Cet appel, qui illustre de manière tragique le désarroi auquel sont abandonnés les insurgés de Syrie, je l’ai reçu il y a quelques jours. C’était le Docteur Yasser Darwish, un des rares médecins de l’hôpital Dar al-Shifaa, à Alep, où affluent chaque jour des dizaines de blessés.
J’y étais, en juillet et août, mon cinquième séjour en Syrie.
Je n’oublierai jamais les yeux de ce petit garçon qui s’est réfugié dans mes bras et que j’ai éloigné du spectacle insoutenable des corps de ses parents et de son grand-frère, broyés par le plafond de béton de leur immeuble bombardé.
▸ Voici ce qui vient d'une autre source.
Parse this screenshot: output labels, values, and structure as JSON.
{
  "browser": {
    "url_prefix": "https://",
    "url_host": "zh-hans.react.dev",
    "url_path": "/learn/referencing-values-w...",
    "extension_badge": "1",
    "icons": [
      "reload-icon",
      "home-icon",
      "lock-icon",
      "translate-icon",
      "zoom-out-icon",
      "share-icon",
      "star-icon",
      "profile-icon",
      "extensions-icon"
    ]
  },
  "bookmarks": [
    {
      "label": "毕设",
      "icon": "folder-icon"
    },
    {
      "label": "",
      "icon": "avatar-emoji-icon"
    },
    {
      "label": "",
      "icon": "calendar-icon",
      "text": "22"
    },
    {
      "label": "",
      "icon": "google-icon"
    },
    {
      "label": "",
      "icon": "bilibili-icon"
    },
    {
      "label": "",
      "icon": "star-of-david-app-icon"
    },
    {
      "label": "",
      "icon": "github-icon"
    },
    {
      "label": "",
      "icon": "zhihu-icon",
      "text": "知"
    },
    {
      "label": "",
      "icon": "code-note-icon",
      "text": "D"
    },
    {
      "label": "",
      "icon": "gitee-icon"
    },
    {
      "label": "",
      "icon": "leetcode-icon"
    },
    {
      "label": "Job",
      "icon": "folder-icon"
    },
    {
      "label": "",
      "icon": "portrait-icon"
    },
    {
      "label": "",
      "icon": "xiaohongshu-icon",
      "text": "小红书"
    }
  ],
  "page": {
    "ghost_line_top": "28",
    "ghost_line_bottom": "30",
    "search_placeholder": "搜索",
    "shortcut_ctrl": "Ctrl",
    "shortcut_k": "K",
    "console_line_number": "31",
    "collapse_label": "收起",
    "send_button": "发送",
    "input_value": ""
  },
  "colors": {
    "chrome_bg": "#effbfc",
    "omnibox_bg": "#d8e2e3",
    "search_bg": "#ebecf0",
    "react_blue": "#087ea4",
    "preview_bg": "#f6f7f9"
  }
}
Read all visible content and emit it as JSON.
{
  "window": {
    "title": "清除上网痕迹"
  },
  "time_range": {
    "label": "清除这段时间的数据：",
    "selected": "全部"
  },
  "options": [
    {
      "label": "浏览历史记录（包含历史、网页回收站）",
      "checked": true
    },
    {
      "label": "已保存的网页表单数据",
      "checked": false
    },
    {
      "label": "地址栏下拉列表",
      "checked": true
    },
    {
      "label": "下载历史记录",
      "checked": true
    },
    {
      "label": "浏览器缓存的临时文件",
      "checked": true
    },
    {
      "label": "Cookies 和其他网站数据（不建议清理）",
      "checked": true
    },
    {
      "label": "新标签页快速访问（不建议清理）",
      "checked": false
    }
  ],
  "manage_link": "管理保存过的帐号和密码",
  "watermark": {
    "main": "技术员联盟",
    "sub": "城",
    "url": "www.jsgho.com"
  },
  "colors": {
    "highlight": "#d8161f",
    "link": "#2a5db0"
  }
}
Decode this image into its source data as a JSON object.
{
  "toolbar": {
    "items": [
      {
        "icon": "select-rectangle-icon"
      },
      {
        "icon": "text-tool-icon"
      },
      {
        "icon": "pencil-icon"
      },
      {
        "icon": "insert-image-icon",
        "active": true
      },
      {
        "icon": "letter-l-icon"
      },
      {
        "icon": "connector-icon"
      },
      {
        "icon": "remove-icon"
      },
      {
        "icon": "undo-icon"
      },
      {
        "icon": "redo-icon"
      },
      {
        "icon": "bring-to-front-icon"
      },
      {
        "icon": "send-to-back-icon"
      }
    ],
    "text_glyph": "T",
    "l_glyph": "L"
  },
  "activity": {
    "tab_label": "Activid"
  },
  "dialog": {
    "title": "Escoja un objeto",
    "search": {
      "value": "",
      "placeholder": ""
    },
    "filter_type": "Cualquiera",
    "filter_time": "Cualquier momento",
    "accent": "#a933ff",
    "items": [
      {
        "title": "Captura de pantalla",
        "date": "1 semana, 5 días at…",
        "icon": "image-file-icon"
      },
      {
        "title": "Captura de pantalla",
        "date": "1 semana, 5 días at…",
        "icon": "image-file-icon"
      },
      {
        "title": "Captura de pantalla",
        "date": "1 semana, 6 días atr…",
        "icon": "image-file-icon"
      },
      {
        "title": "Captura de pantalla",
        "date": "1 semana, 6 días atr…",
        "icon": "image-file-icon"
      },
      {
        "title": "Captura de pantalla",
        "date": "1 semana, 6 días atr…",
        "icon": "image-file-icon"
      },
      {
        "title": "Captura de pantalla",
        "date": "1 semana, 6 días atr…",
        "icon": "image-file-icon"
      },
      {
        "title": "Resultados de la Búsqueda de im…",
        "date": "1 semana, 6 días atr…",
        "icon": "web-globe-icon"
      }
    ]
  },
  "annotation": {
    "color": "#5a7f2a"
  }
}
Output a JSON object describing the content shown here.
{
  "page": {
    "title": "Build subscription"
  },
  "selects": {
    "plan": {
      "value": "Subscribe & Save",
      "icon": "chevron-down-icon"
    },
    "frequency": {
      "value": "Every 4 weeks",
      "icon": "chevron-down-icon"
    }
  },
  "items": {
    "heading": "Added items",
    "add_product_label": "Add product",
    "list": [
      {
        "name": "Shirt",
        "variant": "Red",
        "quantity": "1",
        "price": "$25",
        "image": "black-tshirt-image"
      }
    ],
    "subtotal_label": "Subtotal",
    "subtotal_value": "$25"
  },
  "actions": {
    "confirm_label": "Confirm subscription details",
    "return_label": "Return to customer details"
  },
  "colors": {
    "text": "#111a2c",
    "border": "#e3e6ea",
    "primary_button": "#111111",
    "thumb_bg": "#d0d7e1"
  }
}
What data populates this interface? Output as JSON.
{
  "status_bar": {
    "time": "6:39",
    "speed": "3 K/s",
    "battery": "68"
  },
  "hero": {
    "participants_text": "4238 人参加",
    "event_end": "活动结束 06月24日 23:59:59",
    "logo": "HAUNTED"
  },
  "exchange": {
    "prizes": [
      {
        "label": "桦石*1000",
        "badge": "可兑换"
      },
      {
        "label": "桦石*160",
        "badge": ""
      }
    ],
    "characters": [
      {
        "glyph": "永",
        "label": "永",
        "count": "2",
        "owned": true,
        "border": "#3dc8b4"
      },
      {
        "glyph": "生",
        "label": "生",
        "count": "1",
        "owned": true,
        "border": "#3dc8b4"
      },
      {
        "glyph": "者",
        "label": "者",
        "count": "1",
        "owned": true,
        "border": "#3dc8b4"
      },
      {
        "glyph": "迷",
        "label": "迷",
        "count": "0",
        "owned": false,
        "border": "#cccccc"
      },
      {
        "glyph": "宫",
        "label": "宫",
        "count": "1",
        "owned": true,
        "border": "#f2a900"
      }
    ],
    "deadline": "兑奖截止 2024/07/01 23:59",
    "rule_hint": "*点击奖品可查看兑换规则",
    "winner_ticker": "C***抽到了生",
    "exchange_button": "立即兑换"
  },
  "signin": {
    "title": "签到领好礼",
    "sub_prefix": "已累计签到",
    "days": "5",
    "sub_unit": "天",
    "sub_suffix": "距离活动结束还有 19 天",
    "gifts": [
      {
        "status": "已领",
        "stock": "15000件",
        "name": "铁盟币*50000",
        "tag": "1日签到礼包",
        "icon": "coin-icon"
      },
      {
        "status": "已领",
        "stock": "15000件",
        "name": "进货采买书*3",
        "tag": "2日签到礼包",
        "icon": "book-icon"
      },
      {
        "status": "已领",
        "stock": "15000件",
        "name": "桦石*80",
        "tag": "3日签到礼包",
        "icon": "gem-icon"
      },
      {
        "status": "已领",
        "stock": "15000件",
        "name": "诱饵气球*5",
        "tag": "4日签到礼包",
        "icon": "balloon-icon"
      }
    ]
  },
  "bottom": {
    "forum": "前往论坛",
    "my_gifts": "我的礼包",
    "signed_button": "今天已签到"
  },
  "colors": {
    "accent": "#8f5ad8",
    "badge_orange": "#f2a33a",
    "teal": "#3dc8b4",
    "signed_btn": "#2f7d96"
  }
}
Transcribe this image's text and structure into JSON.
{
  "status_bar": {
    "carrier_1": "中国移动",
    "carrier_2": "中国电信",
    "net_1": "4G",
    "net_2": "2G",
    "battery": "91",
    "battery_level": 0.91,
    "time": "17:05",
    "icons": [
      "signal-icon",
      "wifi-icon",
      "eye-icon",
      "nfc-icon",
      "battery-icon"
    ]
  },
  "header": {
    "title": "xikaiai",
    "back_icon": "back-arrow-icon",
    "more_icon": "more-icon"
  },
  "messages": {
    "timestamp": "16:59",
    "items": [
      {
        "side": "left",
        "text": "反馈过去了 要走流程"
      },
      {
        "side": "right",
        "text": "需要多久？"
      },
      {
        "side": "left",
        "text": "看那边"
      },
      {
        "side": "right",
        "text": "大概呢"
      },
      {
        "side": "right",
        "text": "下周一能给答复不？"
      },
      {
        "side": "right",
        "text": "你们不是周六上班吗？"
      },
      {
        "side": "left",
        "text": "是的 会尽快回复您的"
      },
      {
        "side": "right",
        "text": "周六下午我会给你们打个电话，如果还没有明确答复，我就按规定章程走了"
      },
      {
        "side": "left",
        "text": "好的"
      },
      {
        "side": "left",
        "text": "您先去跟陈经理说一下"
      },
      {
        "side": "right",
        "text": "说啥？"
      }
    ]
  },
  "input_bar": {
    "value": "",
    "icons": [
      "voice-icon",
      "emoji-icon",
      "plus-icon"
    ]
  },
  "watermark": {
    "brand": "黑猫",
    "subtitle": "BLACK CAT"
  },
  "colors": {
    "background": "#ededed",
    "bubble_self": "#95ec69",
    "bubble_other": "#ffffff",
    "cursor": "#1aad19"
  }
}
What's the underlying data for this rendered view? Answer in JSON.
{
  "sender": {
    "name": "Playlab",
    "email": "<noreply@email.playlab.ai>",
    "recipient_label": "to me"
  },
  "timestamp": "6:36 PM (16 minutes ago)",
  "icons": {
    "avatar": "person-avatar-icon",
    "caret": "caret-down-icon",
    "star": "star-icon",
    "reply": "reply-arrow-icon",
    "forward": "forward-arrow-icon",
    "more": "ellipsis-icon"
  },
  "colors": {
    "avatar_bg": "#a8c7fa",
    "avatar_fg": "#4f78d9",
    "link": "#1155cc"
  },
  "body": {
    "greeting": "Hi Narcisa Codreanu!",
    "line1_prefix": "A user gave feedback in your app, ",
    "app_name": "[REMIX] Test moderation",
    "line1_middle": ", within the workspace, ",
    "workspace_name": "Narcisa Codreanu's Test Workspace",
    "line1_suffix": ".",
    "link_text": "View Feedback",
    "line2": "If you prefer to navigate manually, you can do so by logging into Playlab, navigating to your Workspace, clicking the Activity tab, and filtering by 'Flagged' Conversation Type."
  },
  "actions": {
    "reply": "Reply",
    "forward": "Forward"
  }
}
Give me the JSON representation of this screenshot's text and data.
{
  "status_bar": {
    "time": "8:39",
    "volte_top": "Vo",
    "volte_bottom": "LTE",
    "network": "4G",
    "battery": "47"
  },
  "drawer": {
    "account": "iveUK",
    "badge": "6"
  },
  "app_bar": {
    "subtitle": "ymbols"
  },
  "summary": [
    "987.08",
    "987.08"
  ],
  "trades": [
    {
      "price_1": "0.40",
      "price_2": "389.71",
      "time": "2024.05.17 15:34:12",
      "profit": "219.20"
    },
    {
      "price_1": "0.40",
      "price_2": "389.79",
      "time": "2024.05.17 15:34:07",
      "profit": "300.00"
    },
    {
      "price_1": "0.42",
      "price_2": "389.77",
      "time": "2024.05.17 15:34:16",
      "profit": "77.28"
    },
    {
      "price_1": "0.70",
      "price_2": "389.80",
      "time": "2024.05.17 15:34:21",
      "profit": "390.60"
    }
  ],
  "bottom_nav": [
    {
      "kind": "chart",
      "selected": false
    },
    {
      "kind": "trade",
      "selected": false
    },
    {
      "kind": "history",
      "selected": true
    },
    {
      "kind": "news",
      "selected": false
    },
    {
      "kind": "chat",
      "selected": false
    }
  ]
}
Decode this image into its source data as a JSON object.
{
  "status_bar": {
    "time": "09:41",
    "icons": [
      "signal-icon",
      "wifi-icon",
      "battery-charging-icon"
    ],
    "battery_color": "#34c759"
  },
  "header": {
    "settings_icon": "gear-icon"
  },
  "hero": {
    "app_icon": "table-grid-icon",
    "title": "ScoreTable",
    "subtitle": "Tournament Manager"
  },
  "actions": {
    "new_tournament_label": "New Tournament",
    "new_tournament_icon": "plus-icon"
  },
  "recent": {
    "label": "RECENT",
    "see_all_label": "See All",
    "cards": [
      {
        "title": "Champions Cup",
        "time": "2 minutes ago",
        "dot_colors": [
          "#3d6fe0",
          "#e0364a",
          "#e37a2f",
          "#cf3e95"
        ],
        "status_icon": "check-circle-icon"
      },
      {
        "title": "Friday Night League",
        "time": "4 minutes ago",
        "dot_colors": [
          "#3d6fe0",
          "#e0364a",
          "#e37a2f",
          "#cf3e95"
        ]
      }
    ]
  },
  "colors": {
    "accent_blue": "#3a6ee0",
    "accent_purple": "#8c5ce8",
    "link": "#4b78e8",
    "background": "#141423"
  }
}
Ni non plus ce 21 août : un hélicoptère avait tiré trois roquettes sur une foule, lors d’une distribution de pain; des véhicules se sont succédés pendant des heures, déversant morts, blessés, morceaux de corps humains sectionnés, déposés à même le trottoir.
Tous les jours, j’ai été témoin de crimes contre l’Humanité, tels que les définit le droit international.
En juillet 2011, en décembre et janvier ensuite, j’étais rentré de Syrie, sceptique : les manifestants étaient peu nombreux et seules quelques bourgades se révoltaient ; et certains quartiers de Homs, où j’avais rencontré les rebelles… Par contre, dans les grandes villes, des centaines de milliers de Syriens manifestaient leur confiance dans les promesses du président al-Assad et attendaient les élections « libres » de mai.
J’y suis retourné peu après ces élections, truquées, décevantes : plus de manifestations pro-Assad ; partout, des policiers et des militaires, et des villes assiégées. La dictature réprimait, sûre du soutien russe : bombardements de civils et arrestations massives des opposants.
Dans ce contexte nouveau, les observateurs étrangers dérangeaient : incarcéré à Homs, moi-même électrocuté et tabassé, j’ai vu les atrocités commises dans les prisons…
La Syrie n’est pas en proie à une guerre civile, ni à une manœuvre néocolonialiste, se jouant d’un conflit clanique comme en Libye. Il s’agit d’une révolution populaire face à une dictature policière.
Les onze Conseils militaires de l’Armée syrienne libre ont édicté une Charte (les minorités, qui avaient craint une insurrection islamiste, s’en sont trouvées rassurées) : lutte contre al-Qaeda ; élections démocratiques et État de droit ; respect des Droits de l’Homme et interdiction des vengeances (dont certains s’emparent pour salir la Révolution, en les comparant abusivement aux crimes que le régime a quant à lui institués en système de gouvernement).
Mais les rebelles n’ont aucun moyen contre l’aviation ; et les munitions s’épuisent.
Pour une fois, un peuple appelle à l’aide. Ni troupes au sol, ni appui aérien. Les insurgés demandent simplement que les États-Unis et la France cessent de les empêcher d’acheter des armes et d’être ainsi « les complices des crimes de guerre commis par le régime ».
Car on se saurait affirmer qu’il n’y a pas d’intervention en Syrie : dans les faits, derrière les discours, l’Occident démocratique a choisi son camp ; et ce n’est pas celui des révolutionnaires.